La Pasión del Hijo de Dios está abierta a ser participada por todo el que padece. María fue la primera en compartir la Pasión redentora de su Hijo. En la buena nueva paradójica de las bienaventuranzas Jesús anuncia la felicidad eterna de los que ahora están crucificados con Él. Se trata de una alegría hondísima, indestructible, que —en medio de las penalidades— comienza ya en la existencia terrena, porque se vive en un abandono total en las manos amorosas del Padre, como vivió Jesús. Se entiende que las penas en realidad son diminutas y pasajeras en comparación con el tesoro de gloria que nos espera. Además, los manantiales de la gracia divina a favor de la Iglesia y del mundo brotan de la debilidad de los que sufren en unión de amor con Cristo. La necedad del sacrificio de la propia vida por amor de Dios —hasta el límite del martirio— ha sido siempre considerada en la Iglesia como la acción evangelizadora más eficaz.

Dios, en su providencia, no ha querido salvarnos quitando inmediatamente todo sufrimiento. Ha preferido hacerse compañero nuestro en el sufrir y padecer Él mismo con nosotros, para amarnos mediante el sufrimiento y convertirlo así en instrumento de salvación. Mirando al Crucificado ya nadie puede creerse en sus angustias incomprendido u olvidado por Dios. Así nos ha demostrado que nos ama con locura. Y, por decirlo con una imagen, ha inyectado en nuestro cáncer la vacuna de su Amor que todo lo hace nuevo. El máximo poder se manifiesta en la potencia divina para sacar de lo peor lo mejor. Es el milagro de amor que cambia el pecado en arrepentimiento y la muerte en resurrección. Como la flor que brota hermosa en el estercolero. Para los que se dejan transformar por el amor de Dios todo es para bien.

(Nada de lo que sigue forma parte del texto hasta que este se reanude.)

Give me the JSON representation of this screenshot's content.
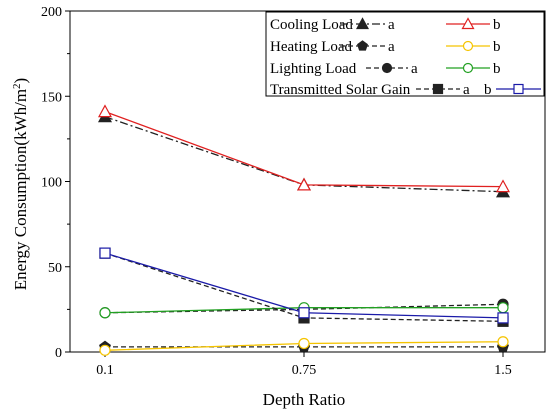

A través de nuestras pruebas el Señor nos va ayudando para que nos convirtamos de nuestros pecados, dejemos de vivir en la superficialidad falsa y entremos con Él —tras romper la cáscara— en la meollo del sentido de nuestra vida. Es —como decía C.S. Lewis— la terapia dolorosa que necesitamos. Así les ocurrió, por ejemplo, a Francisco de Asís, a Ignacio de Loyola o a Edith Stein. Quizá pueda decirse que Dios siempre actúa así. Como explicaba José María Escrivá, en la fragua ardiente del amor de Dios el Espíritu santificador nos limpia de escoria, nos acrisola para forjarnos un corazón nuevo. Hacen falta golpes de cincel para que ese mismo Artista maravilloso forme en nosotros la imagen de Cristo crucificado y lleno de gloria.

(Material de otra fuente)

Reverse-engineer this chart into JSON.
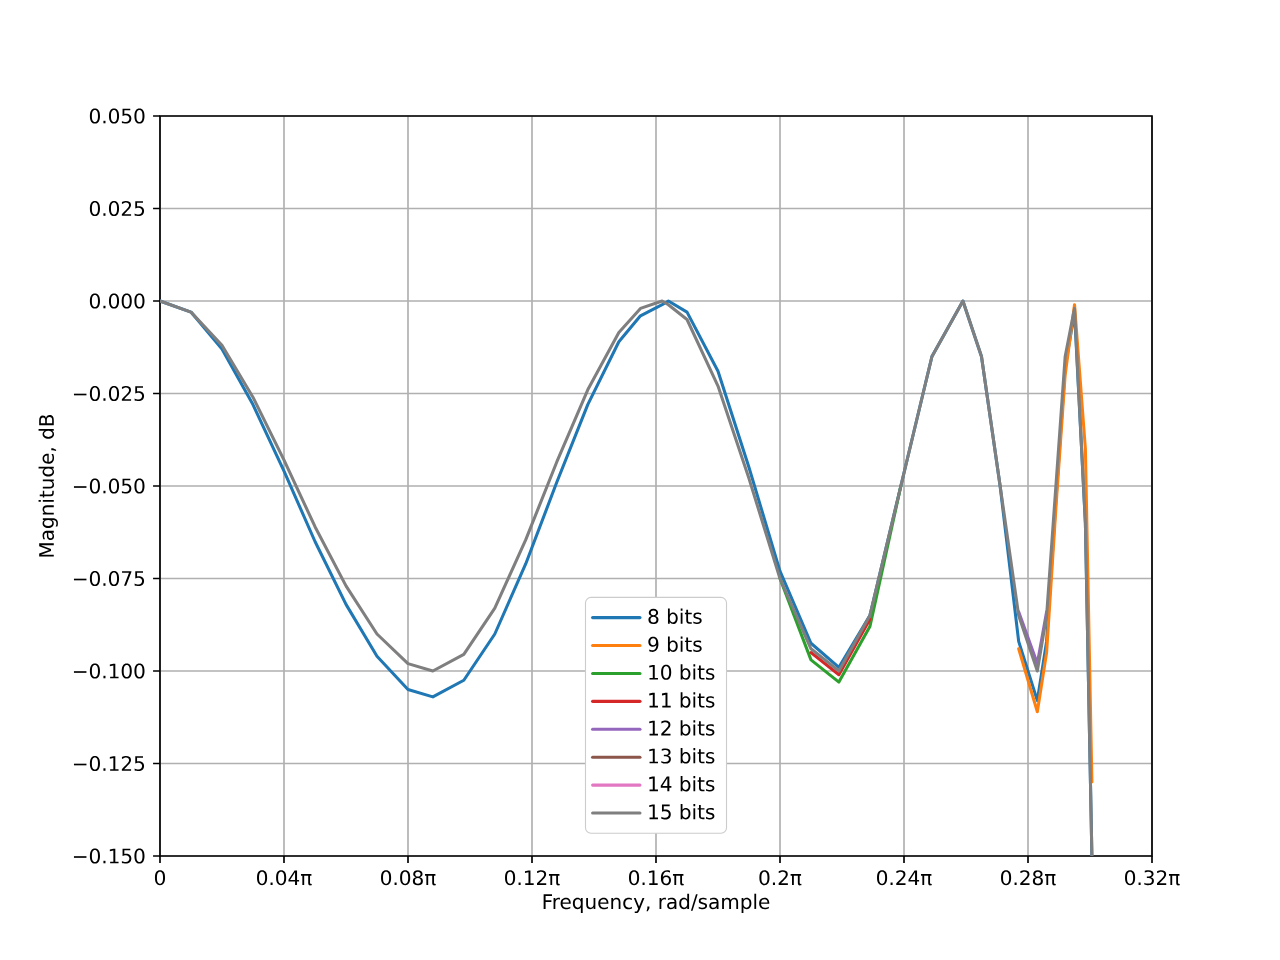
{
  "chart_data": {
    "type": "line",
    "xlabel": "Frequency, rad/sample",
    "ylabel": "Magnitude, dB",
    "x": [
      0,
      0.0314,
      0.0628,
      0.0942,
      0.1257,
      0.1571,
      0.1885,
      0.2199,
      0.2513,
      0.2765,
      0.3079,
      0.3393,
      0.3707,
      0.4021,
      0.4335,
      0.465,
      0.4869,
      0.5089,
      0.5152,
      0.5341,
      0.5655,
      0.5969,
      0.6283,
      0.6597,
      0.688,
      0.7194,
      0.7508,
      0.7823,
      0.8137,
      0.8325,
      0.8514,
      0.8702,
      0.8891,
      0.8985,
      0.9079,
      0.9173,
      0.9268,
      0.9378,
      0.9444
    ],
    "series": [
      {
        "name": "8 bits",
        "color": "#1f77b4",
        "values": [
          0,
          -0.003,
          -0.013,
          -0.028,
          -0.046,
          -0.065,
          -0.082,
          -0.096,
          -0.105,
          -0.107,
          -0.1025,
          -0.09,
          -0.071,
          -0.049,
          -0.028,
          -0.011,
          -0.004,
          -0.001,
          0,
          -0.003,
          -0.019,
          -0.045,
          -0.073,
          -0.0925,
          -0.099,
          -0.085,
          -0.05,
          -0.015,
          0,
          -0.015,
          -0.05,
          -0.092,
          -0.108,
          -0.092,
          -0.054,
          -0.018,
          -0.003,
          -0.06,
          -0.15
        ]
      },
      {
        "name": "9 bits",
        "color": "#ff7f0e",
        "values": [
          null,
          null,
          null,
          null,
          null,
          null,
          null,
          null,
          null,
          null,
          null,
          null,
          null,
          null,
          null,
          null,
          null,
          null,
          null,
          null,
          null,
          null,
          null,
          null,
          null,
          null,
          null,
          null,
          null,
          null,
          null,
          -0.094,
          -0.111,
          -0.095,
          -0.056,
          -0.02,
          -0.001,
          -0.04,
          -0.13
        ]
      },
      {
        "name": "10 bits",
        "color": "#2ca02c",
        "values": [
          null,
          null,
          null,
          null,
          null,
          null,
          null,
          null,
          null,
          null,
          null,
          null,
          null,
          null,
          null,
          null,
          null,
          null,
          null,
          null,
          null,
          null,
          -0.075,
          -0.097,
          -0.103,
          -0.088,
          -0.05,
          null,
          null,
          null,
          null,
          null,
          null,
          null,
          null,
          null,
          null,
          null,
          null
        ]
      },
      {
        "name": "11 bits",
        "color": "#d62728",
        "values": [
          null,
          null,
          null,
          null,
          null,
          null,
          null,
          null,
          null,
          null,
          null,
          null,
          null,
          null,
          null,
          null,
          null,
          null,
          null,
          null,
          null,
          null,
          null,
          -0.095,
          -0.101,
          -0.086,
          null,
          null,
          null,
          null,
          null,
          null,
          null,
          null,
          null,
          null,
          null,
          null,
          null
        ]
      },
      {
        "name": "12 bits",
        "color": "#9467bd",
        "values": [
          null,
          null,
          null,
          null,
          null,
          null,
          null,
          null,
          null,
          null,
          null,
          null,
          null,
          null,
          null,
          null,
          null,
          null,
          null,
          null,
          null,
          null,
          null,
          null,
          null,
          null,
          null,
          null,
          null,
          null,
          null,
          -0.084,
          -0.098,
          -0.084,
          null,
          null,
          null,
          null,
          null
        ]
      },
      {
        "name": "13 bits",
        "color": "#8c564b",
        "values": [
          null,
          null,
          null,
          null,
          null,
          null,
          null,
          null,
          null,
          null,
          null,
          null,
          null,
          null,
          null,
          null,
          null,
          null,
          null,
          null,
          null,
          null,
          null,
          null,
          null,
          null,
          null,
          null,
          null,
          null,
          null,
          null,
          null,
          null,
          null,
          null,
          null,
          null,
          null
        ]
      },
      {
        "name": "14 bits",
        "color": "#e377c2",
        "values": [
          null,
          null,
          null,
          null,
          null,
          null,
          null,
          null,
          null,
          null,
          null,
          null,
          null,
          null,
          null,
          null,
          null,
          null,
          null,
          null,
          null,
          null,
          null,
          null,
          null,
          null,
          null,
          null,
          null,
          null,
          null,
          null,
          null,
          null,
          null,
          null,
          null,
          null,
          null
        ]
      },
      {
        "name": "15 bits",
        "color": "#7f7f7f",
        "values": [
          0,
          -0.003,
          -0.012,
          -0.026,
          -0.043,
          -0.061,
          -0.077,
          -0.09,
          -0.098,
          -0.1,
          -0.0955,
          -0.083,
          -0.0645,
          -0.0435,
          -0.024,
          -0.0085,
          -0.002,
          0,
          -0.001,
          -0.005,
          -0.023,
          -0.048,
          -0.075,
          -0.094,
          -0.1,
          -0.085,
          -0.05,
          -0.015,
          0,
          -0.015,
          -0.05,
          -0.085,
          -0.1,
          -0.085,
          -0.05,
          -0.015,
          -0.002,
          -0.06,
          -0.15
        ]
      }
    ],
    "xlim": [
      0,
      1.00531
    ],
    "xticks": [
      0,
      {
        "value": 0.12566,
        "label": "0.04π"
      },
      {
        "value": 0.25133,
        "label": "0.08π"
      },
      {
        "value": 0.37699,
        "label": "0.12π"
      },
      {
        "value": 0.50265,
        "label": "0.16π"
      },
      {
        "value": 0.62832,
        "label": "0.2π"
      },
      {
        "value": 0.75398,
        "label": "0.24π"
      },
      {
        "value": 0.87965,
        "label": "0.28π"
      },
      {
        "value": 1.00531,
        "label": "0.32π"
      }
    ],
    "ylim": [
      -0.15,
      0.05
    ],
    "yticks": [
      {
        "value": -0.15,
        "label": "−0.150"
      },
      {
        "value": -0.125,
        "label": "−0.125"
      },
      {
        "value": -0.1,
        "label": "−0.100"
      },
      {
        "value": -0.075,
        "label": "−0.075"
      },
      {
        "value": -0.05,
        "label": "−0.050"
      },
      {
        "value": -0.025,
        "label": "−0.025"
      },
      {
        "value": 0,
        "label": "0.000"
      },
      {
        "value": 0.025,
        "label": "0.025"
      },
      {
        "value": 0.05,
        "label": "0.050"
      }
    ],
    "grid": true,
    "legend": "bottom"
  }
}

Además, a la luz del evangelio del buen samaritano y del juicio final, Jesús nos enseña que, en el programa mesiánico del Reino de Dios, el mundo del sufrimiento tiene otra finalidad capital: invocar al mundo del amor. Se esconde un misterio de valiosísima dignidad en el que sufre y en el que se le acerca. Ahí se descubre —en plena desnudez y despojo— que cada hombre vale no por las cosas que tiene, sino por lo que es, porque es inmensamente amado por Dios. Jesús crucificado se halla misteriosamente presente en toda persona que sufre. Y el mismo Jesús, mediante todo discípulo suyo que vive el Evangelio de la misericordia, quiere seguir acariciando con su amor compasivo a cada persona que llora en su desconsuelo.

Por tanto, en Jesucristo compasivo con los que padecen, crucificado por nuestra salvación y resucitado para darnos vida, el enigma del sufrimiento humano se transforma en la máxima manifestación y comunicación en el mundo del Amor infinito de Dios. El sufrimiento, convertido por Cristo en amor, es evangelio, anuncio jubiloso. Suscita, en quien lo entiende, gratitud y esperanza.